3) Consideration will be given to extending setbacks during the platting of new residential developments from existing oil and gas wells, proposed by Council Member Castriotta.
Council Member Law-Evans withdrew an earlier motion that the Task Force setbacks and Alternative Site Analysis be required in the permitting review process instead of optional. Council Members Shaff and Shelton also expressed some interest in a citizen request made by Jean Lim to have a more specialized review board in the Use by Special Review Process instead of the Planning and Zoning Board. Mayor Ahrens stated that the passing of the regulations was “a first step,” with “amendments every two weeks if we need to.”
During general Citizen Comments, Broomfield resident John Dulles applauded the work of CCOB Attorney Shaun Sullivan for his June 29 letter to Extraction citing breach of contract. Mayor Ahrens added “we agree” with John Dulles’ pride in Attorney Sullivan’s bold defense of the City’s work on the Comprehensive Drilling Plan (CDP). Also regarding the CDP, Laurie Anderson presented evidence that Extraction was required to provide a complete risk analysis and that calculations showed that there was a 99% chance of a spill on one of the proposed Extraction pads.
During item 11d on the agenda, members of a committee who reviewed air quality proposals described their recommendation to Council of the combined proposal of Colorado State University and Ajax Analytics. Staff was seeking direction from Council if they could go ahead and negotiate a contract for it at a cost of approximately $1,762,768 for three years. As described, the testing will include state of the art monitoring equipment along with data transparency for the public.
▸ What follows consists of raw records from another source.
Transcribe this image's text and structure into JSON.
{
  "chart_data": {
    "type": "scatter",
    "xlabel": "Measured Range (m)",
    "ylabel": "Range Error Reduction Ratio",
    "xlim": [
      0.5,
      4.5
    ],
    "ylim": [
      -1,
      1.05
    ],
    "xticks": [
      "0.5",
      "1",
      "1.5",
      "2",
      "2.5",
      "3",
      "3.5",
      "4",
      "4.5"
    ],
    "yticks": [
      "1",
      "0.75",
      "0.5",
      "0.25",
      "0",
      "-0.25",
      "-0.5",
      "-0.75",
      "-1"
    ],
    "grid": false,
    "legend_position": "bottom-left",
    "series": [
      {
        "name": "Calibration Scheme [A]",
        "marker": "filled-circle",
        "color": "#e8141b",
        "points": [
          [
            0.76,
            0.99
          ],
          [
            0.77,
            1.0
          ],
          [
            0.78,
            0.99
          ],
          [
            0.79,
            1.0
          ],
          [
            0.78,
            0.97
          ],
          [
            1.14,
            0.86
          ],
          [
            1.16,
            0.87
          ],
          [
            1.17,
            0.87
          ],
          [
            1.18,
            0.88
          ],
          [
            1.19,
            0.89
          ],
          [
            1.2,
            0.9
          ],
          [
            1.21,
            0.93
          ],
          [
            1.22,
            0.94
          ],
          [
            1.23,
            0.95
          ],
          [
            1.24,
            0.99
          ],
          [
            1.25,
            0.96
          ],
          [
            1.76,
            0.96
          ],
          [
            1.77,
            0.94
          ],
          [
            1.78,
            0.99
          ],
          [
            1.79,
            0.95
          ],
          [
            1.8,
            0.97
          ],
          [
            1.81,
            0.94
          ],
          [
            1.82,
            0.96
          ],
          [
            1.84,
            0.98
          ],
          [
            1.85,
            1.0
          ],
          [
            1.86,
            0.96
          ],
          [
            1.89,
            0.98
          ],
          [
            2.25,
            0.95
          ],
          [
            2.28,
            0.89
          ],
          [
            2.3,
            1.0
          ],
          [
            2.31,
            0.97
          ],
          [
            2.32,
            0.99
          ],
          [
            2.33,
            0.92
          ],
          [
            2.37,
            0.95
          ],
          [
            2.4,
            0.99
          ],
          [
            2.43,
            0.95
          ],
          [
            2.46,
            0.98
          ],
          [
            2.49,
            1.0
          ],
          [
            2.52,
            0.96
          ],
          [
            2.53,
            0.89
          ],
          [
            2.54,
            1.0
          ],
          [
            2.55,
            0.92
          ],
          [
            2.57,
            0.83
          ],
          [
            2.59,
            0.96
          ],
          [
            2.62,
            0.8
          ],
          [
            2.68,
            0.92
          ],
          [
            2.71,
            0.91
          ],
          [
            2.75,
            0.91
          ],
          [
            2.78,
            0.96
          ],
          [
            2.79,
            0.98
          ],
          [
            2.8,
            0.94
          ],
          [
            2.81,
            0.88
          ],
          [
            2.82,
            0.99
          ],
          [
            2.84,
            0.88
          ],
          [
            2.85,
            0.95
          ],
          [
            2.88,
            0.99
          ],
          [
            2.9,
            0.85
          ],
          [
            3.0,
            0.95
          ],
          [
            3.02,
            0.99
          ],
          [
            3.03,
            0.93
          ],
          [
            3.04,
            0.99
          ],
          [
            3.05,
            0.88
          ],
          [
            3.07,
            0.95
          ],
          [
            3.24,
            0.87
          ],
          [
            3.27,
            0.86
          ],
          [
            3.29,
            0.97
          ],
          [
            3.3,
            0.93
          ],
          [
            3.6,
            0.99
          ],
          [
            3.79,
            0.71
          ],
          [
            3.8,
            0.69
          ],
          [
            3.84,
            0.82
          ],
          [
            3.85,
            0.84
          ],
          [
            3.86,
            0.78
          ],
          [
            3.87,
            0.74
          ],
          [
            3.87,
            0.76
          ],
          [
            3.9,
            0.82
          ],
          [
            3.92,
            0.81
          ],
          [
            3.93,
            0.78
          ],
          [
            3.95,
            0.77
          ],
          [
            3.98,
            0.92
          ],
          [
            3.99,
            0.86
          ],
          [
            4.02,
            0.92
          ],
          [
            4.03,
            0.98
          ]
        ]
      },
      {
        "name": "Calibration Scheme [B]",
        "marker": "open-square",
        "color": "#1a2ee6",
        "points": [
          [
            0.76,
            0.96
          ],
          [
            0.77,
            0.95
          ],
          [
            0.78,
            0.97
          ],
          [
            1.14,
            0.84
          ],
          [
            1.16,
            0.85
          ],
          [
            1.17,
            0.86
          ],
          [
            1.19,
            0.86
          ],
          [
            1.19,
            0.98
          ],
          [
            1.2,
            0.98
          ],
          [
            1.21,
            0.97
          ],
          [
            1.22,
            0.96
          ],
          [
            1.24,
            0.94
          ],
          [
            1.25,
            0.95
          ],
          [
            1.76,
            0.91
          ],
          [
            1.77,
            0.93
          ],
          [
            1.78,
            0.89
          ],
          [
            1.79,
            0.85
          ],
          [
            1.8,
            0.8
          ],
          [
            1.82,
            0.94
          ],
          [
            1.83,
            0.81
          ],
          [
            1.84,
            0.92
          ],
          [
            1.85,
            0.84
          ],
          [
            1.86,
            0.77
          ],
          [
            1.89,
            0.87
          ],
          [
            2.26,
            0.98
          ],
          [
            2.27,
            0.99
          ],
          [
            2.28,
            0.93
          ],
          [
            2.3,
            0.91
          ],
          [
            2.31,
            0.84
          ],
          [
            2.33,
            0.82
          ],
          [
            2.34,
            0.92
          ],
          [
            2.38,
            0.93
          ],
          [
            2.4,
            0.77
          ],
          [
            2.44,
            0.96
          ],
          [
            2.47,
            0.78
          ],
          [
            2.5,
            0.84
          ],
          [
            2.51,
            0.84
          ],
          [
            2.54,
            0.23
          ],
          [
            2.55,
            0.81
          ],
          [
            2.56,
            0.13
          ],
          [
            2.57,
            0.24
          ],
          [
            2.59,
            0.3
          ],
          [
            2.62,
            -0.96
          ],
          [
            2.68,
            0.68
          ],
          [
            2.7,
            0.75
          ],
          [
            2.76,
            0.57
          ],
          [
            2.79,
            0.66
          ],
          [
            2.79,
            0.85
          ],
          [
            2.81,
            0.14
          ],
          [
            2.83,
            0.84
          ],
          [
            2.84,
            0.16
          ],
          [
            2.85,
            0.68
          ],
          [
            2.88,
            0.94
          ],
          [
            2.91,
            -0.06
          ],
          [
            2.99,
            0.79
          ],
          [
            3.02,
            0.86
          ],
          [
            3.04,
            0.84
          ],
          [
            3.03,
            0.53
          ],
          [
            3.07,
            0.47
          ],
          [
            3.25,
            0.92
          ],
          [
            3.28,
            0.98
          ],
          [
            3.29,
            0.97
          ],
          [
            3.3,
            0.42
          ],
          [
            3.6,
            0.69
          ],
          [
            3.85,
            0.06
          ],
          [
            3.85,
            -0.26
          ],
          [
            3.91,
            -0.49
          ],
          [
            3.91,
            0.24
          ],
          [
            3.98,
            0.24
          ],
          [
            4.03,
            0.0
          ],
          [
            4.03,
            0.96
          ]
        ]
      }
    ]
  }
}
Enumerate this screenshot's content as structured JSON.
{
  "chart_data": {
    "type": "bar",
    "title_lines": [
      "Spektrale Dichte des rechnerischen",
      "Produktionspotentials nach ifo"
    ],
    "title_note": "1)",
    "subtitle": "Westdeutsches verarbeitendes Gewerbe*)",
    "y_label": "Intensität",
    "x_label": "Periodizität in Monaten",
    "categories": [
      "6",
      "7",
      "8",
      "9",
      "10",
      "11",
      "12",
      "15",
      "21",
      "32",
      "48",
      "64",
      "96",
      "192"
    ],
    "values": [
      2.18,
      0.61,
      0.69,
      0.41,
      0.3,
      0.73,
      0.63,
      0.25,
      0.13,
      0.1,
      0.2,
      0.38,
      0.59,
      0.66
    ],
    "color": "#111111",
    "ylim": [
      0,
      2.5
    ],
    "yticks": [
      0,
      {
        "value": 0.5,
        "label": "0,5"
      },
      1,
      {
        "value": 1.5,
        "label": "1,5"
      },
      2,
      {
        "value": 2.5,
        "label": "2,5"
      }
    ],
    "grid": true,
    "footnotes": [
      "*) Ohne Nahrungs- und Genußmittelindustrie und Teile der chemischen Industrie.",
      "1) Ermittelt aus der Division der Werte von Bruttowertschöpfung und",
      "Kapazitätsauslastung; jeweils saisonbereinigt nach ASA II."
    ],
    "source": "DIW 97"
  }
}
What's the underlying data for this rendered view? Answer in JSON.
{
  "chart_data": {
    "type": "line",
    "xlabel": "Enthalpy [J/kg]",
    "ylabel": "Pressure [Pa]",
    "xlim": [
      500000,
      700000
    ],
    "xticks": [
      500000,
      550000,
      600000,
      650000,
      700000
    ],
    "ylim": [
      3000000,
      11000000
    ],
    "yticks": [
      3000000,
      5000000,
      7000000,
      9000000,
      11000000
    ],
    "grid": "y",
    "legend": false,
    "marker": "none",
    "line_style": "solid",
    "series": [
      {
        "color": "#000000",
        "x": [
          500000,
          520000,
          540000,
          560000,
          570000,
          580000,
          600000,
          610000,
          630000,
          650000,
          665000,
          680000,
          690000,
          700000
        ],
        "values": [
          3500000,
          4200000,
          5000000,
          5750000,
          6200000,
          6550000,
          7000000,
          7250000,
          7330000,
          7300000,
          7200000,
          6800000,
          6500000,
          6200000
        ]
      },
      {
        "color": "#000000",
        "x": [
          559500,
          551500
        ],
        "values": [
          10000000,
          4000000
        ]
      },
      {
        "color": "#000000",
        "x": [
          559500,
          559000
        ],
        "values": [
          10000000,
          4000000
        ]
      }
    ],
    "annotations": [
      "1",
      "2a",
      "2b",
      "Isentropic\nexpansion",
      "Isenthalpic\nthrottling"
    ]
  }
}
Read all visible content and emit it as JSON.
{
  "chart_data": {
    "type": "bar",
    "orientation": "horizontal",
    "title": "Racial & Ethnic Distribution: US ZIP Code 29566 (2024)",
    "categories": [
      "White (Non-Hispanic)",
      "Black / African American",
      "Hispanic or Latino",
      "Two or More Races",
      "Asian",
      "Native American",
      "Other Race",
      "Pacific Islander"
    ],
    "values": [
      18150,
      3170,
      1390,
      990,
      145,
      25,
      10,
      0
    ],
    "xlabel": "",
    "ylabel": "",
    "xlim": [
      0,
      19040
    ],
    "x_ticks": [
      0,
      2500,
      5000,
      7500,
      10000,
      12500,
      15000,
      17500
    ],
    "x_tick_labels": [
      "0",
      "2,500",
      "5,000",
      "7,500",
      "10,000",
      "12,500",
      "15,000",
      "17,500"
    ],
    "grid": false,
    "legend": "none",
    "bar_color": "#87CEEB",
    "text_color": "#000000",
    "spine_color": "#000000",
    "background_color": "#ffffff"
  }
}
The Staff stated that they will use the data for:
1) information supporting emergency response actions
2) follow-up information to respond to citizen complaints and concerns
3) information supporting follow-up inspections to identify violations
4) data and trend analysis to support health decisions and possible regulatory and statutory changes
Monitoring equipment will include SUV based mobile vehicles to track plumes, 17 sensors placed on eight foot poles, canister monitoring, and hand-held devices. Council Member Kreeger questioned if the hourly data from the 17 sensors was adequate and the Staff said it would check into that further. There was also a question raised by resident Jean Lim about increasing the frequency of data posting from quarterly, with the Staff responding that this was not negotiated yet. The Staff also stated that the VOC level designating an “emergency response action” condition was not going to be stated in absolute numbers but in percentage of change due to the new technology’s variance in calibration.
The CDPHE also determined that it wants to place its CAMEL monitoring unit near the Livingston Pad for a baseline two weeks before the construction of the pad and two weeks during flowback. The Livingston Pad was chosen as a low level point of accumulation. Mayor Ahrens stated that Council was still discussing the possibility of relocating the Livingston Pad which would require the CDPHE to modify its plans if that happened.
Council Member Castriotta asked about how odor could be monitored. Staff member Laura Davis stated that it would be important for the public to report odor concerns in a timely manner with specific information but also added that it is difficult to correlate odor with health effects.
In the Staff’s pricing of soil gas testing around plugged and abandoned well sites, they differentiated between the cost of $100,800 to test all 72 such wells versus $60,200 to test 43 plugged and abandoned wells within 500 feet or less from a residence. Director of Special Initiative Tami Yellico stated that the first step would be to have Extraction pay for soil testing the wells it was required to test by the Operator Agreement. Council Member Shaff stated that it was adequate to have Phase I testing a certain number of wells but that it “should not be a maybe” that the rest eventually get tested.
In remarks by City Manager Ozaki regarding possible funds for air quality and soil testing, he stated that Broomfield has $2.2 million dollars of unallocated general funds that came from oil and gas property tax revenue generated since 2004.